Megan Bartlett, an emergency medical technician, shared stories of her co-workers who are afraid to speak out, and the tremendous responsibility that emergency workers have been given in order to prevent another such tragedy. One of her fellow workers told her: "There's something very wrong with the world when we're not afraid to run into a burning building, but I'm afraid to tell my co-workers that I want peace."

Film and television producer Robert Greenwald and music executive Danny Goldberg are publishing the book in conjunction with Johnny Temple's Akashic Press. Greenwald thought it essential to expand the audience for the messages and experiences of the group's members. "These wonderful, committed people have the unsought-after authority to provide the inspiration and guidance on how to behave and organize." These are the characteristics necessary to bring about change in 2004.

For that change to happen, it seems Americans must address the culture of fear that still envelopes us. According to the panelists we are witness to the germs of a new culture of hope -- an entirely new peace movement had developed, culminating in world-wide protests that had never been achieved before. Story-telling, like the experiences presented in the book, is integral in building hope for Kelly Campbell, one of the co-founders of Peaceful Tomorrows.

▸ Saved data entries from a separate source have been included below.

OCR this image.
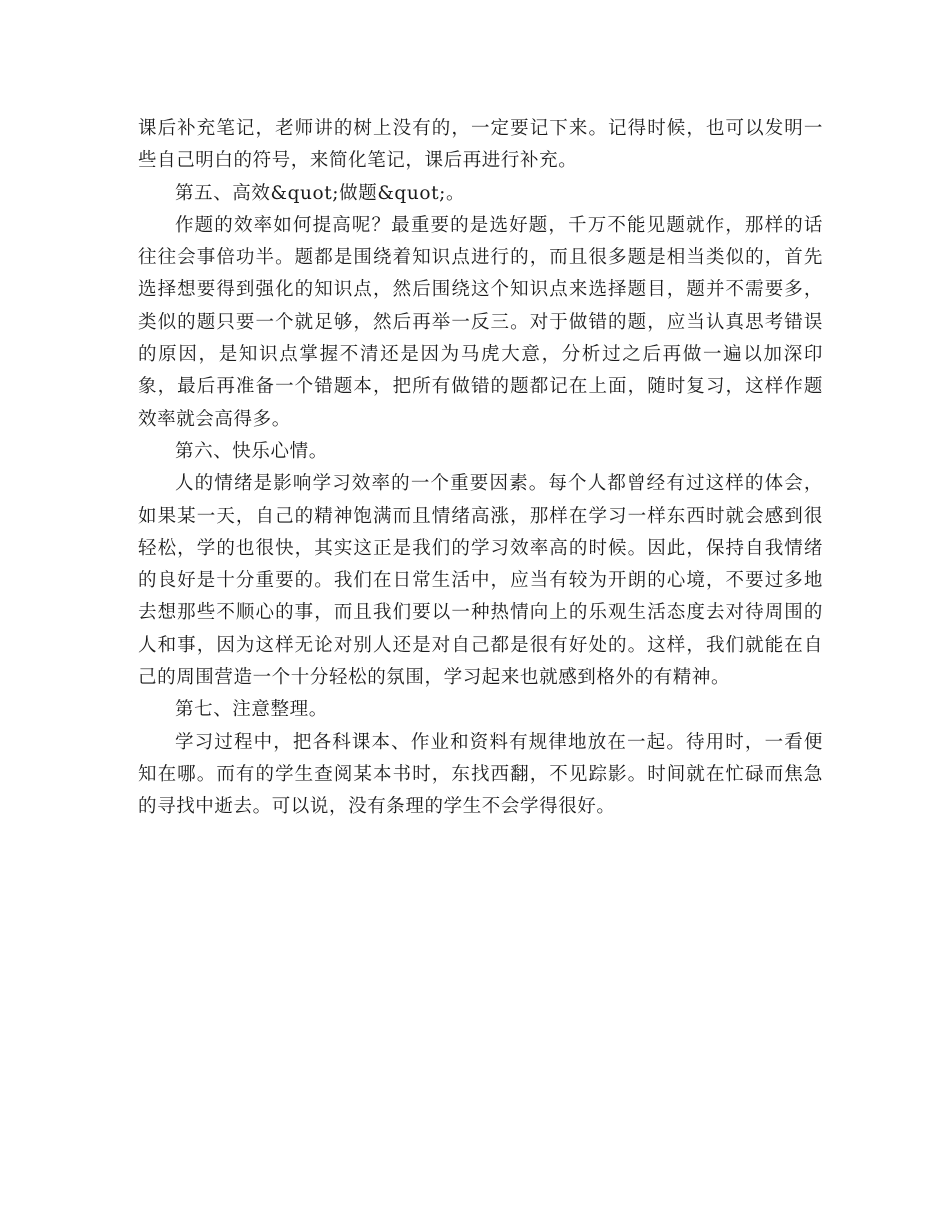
课后补充笔记，老师讲的树上没有的，一定要记下来。记得时候，也可以发明一些自己明白的符号，来简化笔记，课后再进行补充。

第五、高效&quot;做题&quot;。

作题的效率如何提高呢？最重要的是选好题，千万不能见题就作，那样的话往往会事倍功半。题都是围绕着知识点进行的，而且很多题是相当类似的，首先选择想要得到强化的知识点，然后围绕这个知识点来选择题目，题并不需要多，类似的题只要一个就足够，然后再举一反三。对于做错的题，应当认真思考错误的原因，是知识点掌握不清还是因为马虎大意，分析过之后再做一遍以加深印象，最后再准备一个错题本，把所有做错的题都记在上面，随时复习，这样作题效率就会高得多。

第六、快乐心情。

人的情绪是影响学习效率的一个重要因素。每个人都曾经有过这样的体会，如果某一天，自己的精神饱满而且情绪高涨，那样在学习一样东西时就会感到很轻松，学的也很快，其实这正是我们的学习效率高的时候。因此，保持自我情绪的良好是十分重要的。我们在日常生活中，应当有较为开朗的心境，不要过多地去想那些不顺心的事，而且我们要以一种热情向上的乐观生活态度去对待周围的人和事，因为这样无论对别人还是对自己都是很有好处的。这样，我们就能在自己的周围营造一个十分轻松的氛围，学习起来也就感到格外的有精神。

第七、注意整理。

学习过程中，把各科课本、作业和资料有规律地放在一起。待用时，一看便知在哪。而有的学生查阅某本书时，东找西翻，不见踪影。时间就在忙碌而焦急的寻找中逝去。可以说，没有条理的学生不会学得很好。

Sharing stories from survivors and family members of victims of Hiroshima and Nagasaki, for example, allowed her to move forward and to become a leader.

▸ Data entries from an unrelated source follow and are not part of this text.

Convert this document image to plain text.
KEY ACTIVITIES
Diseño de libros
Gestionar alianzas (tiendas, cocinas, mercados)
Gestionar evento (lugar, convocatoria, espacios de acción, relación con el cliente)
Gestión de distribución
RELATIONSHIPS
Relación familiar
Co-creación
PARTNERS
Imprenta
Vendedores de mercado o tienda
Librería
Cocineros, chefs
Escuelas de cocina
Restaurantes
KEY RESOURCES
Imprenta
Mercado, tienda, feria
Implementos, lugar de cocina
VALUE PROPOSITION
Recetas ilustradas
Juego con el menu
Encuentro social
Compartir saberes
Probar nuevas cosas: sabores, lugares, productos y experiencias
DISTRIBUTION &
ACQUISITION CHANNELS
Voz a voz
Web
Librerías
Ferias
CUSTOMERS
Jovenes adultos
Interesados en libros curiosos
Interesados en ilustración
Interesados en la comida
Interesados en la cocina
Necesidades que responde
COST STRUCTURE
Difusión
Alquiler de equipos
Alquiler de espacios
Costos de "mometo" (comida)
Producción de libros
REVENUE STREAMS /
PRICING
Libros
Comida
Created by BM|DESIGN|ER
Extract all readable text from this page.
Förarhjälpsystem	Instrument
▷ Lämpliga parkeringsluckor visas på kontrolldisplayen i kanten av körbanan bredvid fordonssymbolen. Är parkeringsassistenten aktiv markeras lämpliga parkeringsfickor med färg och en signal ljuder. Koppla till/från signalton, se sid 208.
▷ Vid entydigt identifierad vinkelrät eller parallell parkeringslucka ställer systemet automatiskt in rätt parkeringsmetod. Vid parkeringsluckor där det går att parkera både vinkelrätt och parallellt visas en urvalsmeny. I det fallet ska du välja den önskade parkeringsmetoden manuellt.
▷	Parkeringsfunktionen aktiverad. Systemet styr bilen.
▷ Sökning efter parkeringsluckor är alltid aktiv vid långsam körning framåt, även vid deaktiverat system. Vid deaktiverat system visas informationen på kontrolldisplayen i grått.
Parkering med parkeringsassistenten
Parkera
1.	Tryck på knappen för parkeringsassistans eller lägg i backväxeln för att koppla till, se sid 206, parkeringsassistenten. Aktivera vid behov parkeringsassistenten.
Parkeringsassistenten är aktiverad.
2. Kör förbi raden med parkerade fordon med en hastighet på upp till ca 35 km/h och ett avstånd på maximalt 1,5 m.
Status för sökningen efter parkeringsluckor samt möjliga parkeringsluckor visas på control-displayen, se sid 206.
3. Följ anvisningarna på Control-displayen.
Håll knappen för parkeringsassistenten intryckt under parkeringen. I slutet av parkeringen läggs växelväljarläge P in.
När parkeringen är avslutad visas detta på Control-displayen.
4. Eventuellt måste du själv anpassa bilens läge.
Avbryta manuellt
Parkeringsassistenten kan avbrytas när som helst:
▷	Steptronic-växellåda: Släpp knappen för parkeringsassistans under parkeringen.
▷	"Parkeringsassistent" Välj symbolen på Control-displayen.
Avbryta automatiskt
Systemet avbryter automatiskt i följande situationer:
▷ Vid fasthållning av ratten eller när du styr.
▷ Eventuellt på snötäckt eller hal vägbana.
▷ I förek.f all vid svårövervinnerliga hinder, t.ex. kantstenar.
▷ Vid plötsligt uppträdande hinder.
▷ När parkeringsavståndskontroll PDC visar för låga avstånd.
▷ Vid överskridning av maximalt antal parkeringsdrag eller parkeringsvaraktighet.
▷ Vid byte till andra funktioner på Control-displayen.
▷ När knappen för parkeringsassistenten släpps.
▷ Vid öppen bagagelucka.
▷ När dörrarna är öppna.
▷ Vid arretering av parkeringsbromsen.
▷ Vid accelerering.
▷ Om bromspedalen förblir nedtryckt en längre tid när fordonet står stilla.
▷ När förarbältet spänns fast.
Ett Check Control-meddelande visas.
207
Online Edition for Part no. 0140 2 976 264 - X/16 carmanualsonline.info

Audience members gave "testimony" as many people began sharing the stories of inspiration they had received from Peaceful Tomorrows. Eli Pariser of MoveOn.org spoke of his own uncertainty. It was, in part, the "heart and confidence" of Peaceful Tomorrows that moved him to action and drove him to organize hundreds of thousands of activists and eventually integrate his site with MoveOn.org.

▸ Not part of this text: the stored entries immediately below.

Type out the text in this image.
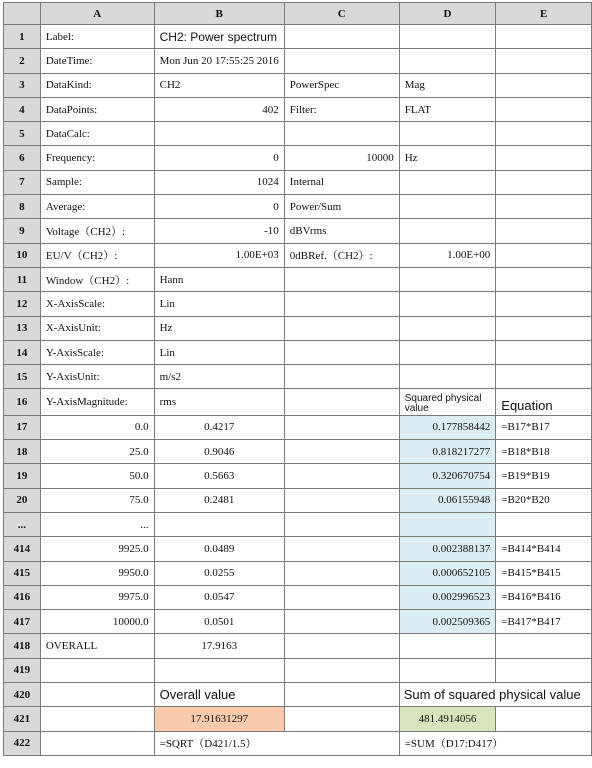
	A	B	C	D	E
1	Label:	CH2: Power spectrum			
2	DateTime:	Mon Jun 20 17:55:25 2016			
3	DataKind:	CH2	PowerSpec	Mag	
4	DataPoints:	402	Filter:	FLAT	
5	DataCalc:				
6	Frequency:	0	10000	Hz	
7	Sample:	1024	Internal		
8	Average:	0	Power/Sum		
9	Voltage（CH2）:	-10	dBVrms		
10	EU/V（CH2）:	1.00E+03	0dBRef.（CH2）:	1.00E+00	
11	Window（CH2）:	Hann			
12	X-AxisScale:	Lin			
13	X-AxisUnit:	Hz			
14	Y-AxisScale:	Lin			
15	Y-AxisUnit:	m/s2			
16	Y-AxisMagnitude:	rms		Squared physical value	Equation
17	0.0	0.4217		0.177858442	=B17*B17
18	25.0	0.9046		0.818217277	=B18*B18
19	50.0	0.5663		0.320670754	=B19*B19
20	75.0	0.2481		0.06155948	=B20*B20
...	...				
414	9925.0	0.0489		0.002388137	=B414*B414
415	9950.0	0.0255		0.000652105	=B415*B415
416	9975.0	0.0547		0.002996523	=B416*B416
417	10000.0	0.0501		0.002509365	=B417*B417
418	OVERALL	17.9163			
419					
420		Overall value		Sum of squared physical value	
421		17.91631297		481.4914056	
422		=SQRT（D421/1.5）		=SUM（D17:D417）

Political activist and actress Janeane Garofalo had a different take on "culture of fear." "This is no longer a culture of fear anymore. This is a culture of misinformation. The people supplying that misinformation, they all know that it's wrong. It's time to create a culture of intelligence, which can only begin with education. There can't be hope without education."

If education is the antidote, then the challenge ahead is enormous. We see violence increasing in the Middle East, and continuing everyday in Iraq, while George Bush uses the anniversary of 9/11 to propose even more draconian laws with the repugnant Patriot II legislation. Nevertheless, while the extremists become more extreme, those of us with a far different worldview need to realize our strength. More and more people are insisting on an entirely different vision for the future. As long-time peace activist Cora Weiss insists: "The time has come to put an end to war. For centuries people supported the institutions of slavery, colonialism and apartheid. These terrible things are now history. Why not war?"

Peaceful Tomorrows is inspiration. And a reminder that when my personal activism becomes disheartening, if not downright disillusioning, I have this wonderful group and their moving book to show me the way.